The complex of Amberd, which has magnificent view, incorporates a rich variety of buildings (church, chapel, baths, walls, gates, etc.) protected by deep gorges and fortified walls. It is situated high on the slopes of Mt. Aragats at 2,300 meters above sea level and was constructed in the 11th-13th centuries. Standing on a rocky eminence, a two-storied structure fitted with a majestic staircase, the castle is protected by walls with inclined towers. The church was built in 1026 by prince Vahram Pahlavuni. It is planned as a cruciform and central-domed building. Currently in a ruined state, the fortress of Amberd  (Armenian for “fortress in the clouds”) used to be one of the primary military and defensive structures of the Armenian Kingdom. It is surrounded and protected by the gorge on three sides and only the northern side was fortified.

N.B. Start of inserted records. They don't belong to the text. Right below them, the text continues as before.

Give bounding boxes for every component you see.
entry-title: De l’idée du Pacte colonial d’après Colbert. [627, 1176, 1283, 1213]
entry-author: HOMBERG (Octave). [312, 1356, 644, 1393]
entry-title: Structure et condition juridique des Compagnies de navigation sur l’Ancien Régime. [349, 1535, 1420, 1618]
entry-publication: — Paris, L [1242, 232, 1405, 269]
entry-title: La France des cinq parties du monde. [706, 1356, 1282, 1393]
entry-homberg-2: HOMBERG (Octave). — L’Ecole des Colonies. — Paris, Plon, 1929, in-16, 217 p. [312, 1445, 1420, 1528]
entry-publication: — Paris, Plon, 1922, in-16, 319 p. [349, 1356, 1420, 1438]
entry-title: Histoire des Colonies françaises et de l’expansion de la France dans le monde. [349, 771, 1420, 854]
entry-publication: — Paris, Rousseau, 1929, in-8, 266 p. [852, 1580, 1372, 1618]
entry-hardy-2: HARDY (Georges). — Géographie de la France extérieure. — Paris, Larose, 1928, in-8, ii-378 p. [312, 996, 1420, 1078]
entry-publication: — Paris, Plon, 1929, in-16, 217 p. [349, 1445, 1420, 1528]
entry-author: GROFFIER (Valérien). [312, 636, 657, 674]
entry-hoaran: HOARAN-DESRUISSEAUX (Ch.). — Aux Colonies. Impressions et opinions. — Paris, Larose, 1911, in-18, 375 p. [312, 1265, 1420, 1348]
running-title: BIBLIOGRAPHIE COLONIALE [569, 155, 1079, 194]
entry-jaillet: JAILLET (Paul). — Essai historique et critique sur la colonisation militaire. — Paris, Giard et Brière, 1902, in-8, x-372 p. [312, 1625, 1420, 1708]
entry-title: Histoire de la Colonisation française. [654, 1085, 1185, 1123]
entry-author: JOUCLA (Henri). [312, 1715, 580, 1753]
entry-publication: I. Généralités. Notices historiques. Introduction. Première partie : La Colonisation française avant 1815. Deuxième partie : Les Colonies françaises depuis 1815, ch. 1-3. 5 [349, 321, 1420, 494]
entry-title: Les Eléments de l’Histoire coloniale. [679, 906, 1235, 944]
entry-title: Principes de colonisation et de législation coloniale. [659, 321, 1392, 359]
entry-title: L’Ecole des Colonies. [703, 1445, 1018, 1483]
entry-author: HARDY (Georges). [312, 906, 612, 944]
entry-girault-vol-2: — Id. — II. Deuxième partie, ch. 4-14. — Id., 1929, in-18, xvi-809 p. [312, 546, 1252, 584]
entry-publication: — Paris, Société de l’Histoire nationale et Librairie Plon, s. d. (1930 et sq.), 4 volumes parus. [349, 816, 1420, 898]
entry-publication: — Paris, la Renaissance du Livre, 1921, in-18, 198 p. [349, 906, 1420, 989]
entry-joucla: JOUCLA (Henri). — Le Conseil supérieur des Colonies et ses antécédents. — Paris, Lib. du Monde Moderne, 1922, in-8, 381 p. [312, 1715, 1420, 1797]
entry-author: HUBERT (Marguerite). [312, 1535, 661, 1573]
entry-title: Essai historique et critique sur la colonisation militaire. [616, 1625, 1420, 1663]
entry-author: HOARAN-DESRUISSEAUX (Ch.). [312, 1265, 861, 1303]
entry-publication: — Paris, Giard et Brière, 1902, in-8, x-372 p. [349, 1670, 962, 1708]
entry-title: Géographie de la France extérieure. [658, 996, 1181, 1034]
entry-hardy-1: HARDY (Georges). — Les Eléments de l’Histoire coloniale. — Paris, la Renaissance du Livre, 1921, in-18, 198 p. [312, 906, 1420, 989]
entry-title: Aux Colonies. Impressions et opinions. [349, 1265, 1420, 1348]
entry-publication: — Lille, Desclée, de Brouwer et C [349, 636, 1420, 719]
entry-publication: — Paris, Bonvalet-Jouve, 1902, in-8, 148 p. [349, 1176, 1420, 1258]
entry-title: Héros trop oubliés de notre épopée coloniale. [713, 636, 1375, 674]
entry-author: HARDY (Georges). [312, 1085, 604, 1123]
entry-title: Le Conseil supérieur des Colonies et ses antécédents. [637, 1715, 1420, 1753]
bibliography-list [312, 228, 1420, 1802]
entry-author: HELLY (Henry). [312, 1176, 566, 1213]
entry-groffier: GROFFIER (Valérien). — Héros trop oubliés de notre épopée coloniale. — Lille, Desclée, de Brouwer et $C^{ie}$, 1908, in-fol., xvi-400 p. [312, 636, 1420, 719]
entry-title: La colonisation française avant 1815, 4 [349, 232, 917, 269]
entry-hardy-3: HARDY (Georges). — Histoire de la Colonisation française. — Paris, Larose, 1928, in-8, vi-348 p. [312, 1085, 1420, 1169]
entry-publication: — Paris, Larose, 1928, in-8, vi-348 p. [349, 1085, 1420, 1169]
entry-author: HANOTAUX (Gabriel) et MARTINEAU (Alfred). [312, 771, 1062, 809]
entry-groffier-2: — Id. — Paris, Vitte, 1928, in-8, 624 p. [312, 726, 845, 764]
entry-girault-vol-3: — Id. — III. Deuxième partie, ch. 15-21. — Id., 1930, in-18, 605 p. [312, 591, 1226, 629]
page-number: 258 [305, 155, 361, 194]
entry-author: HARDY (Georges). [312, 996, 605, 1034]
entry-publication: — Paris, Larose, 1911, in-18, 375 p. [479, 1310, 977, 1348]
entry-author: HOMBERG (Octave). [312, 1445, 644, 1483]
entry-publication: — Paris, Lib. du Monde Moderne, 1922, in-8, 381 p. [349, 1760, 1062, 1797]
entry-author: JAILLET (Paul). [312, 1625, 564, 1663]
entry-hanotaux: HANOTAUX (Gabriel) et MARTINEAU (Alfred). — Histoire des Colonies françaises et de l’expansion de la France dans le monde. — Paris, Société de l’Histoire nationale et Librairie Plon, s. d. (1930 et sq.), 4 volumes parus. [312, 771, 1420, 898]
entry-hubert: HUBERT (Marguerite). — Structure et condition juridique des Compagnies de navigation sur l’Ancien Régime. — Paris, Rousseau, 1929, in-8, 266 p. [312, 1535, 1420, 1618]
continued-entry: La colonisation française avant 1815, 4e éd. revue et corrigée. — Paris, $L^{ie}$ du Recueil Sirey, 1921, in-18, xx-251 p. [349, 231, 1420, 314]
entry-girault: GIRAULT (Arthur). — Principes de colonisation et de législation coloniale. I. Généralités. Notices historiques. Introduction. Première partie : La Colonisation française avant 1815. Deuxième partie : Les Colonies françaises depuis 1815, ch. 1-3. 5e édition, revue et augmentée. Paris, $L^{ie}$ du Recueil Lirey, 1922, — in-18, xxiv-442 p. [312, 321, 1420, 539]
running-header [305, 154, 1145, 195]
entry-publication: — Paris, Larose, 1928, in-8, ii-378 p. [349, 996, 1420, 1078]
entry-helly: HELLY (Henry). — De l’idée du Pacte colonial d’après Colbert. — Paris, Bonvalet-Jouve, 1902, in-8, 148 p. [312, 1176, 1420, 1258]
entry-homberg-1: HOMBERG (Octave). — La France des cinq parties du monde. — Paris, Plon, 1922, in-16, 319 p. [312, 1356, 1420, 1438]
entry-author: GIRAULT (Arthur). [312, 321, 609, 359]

The monastery of Saghmosavank was built near the deep gorge of the river Kasakh. Its excellent location at the spectacular canyon provides additional beauty and comeliness to the monastery built in the 13th century. The main temple of— the Church of Zion belongs to the cross-winged domed type with two-floor annexes in all the corners of the building. The L-shaped book repository of Saghmosavank is among Armenia’s rare buildings in terms of their composition. The monastery has been an important educational and spiritual center for Armenians in the Middle Ages. It was also a significant center for calligraphy.


Ashtarak is a regional town on the gorge of the river Kasakh . Ashtarak is an interesting old town with lots of old buildings. It has several bridges, castles, 11 churches constructed in different periods. The churches include  Karmravor (7th century), Tsiranavor (6th century), St. Mariane (13th century), St. Sargis (14th century). The neighbourhoods of Ashtarak are full of fruit trees including vines.


Garni is a Hellenistic fortified fortress which was constructed in the 3rd-2nd centuries BC, serving as a summer residence for Armenian kings. It is located on the spectacularly triangular canyon of the river Azat, which is unique with its natural monument of perfectly vertical cliffs called “The symphony of stones”. The secular and religious buildings of the fortress include the palace, a bath house, the medieval church. But the most important part of Garni is the only preserved pagan temple in Armenia, as others were destroyed after the adoption of Christianity. The temple was constructed in the 1st century AD and was dedicated to the god Mihr, the god of sun and fire.


Being an exceptionally well-preserved and complete example of medieval Armenian monastic architecture and decorative art, Geghard monastery consists of many remarkable rock-cut churches and tombs. Therefore, it was also famous as Ayrivank (from the 4th to the 13th century), meaning “cave monastery”. The monastery, which dates back to the 12th-13th centuries, was more famous for the relics it housed. The most celebrated of these was the Holy Lance, which was used by a Roman soldier to pierce Jesus Christ’s side on the cross. Hence the current name Geghardavank (the Monastery of the Lance). The Holy Lance was kept in Geghard for a long time before being brought to Holy Echmiadzin. Geghard is also a prominent pilgrimage site due to its healing water springs. Geghard monastery is included in the List of the UNESCO World Heritage.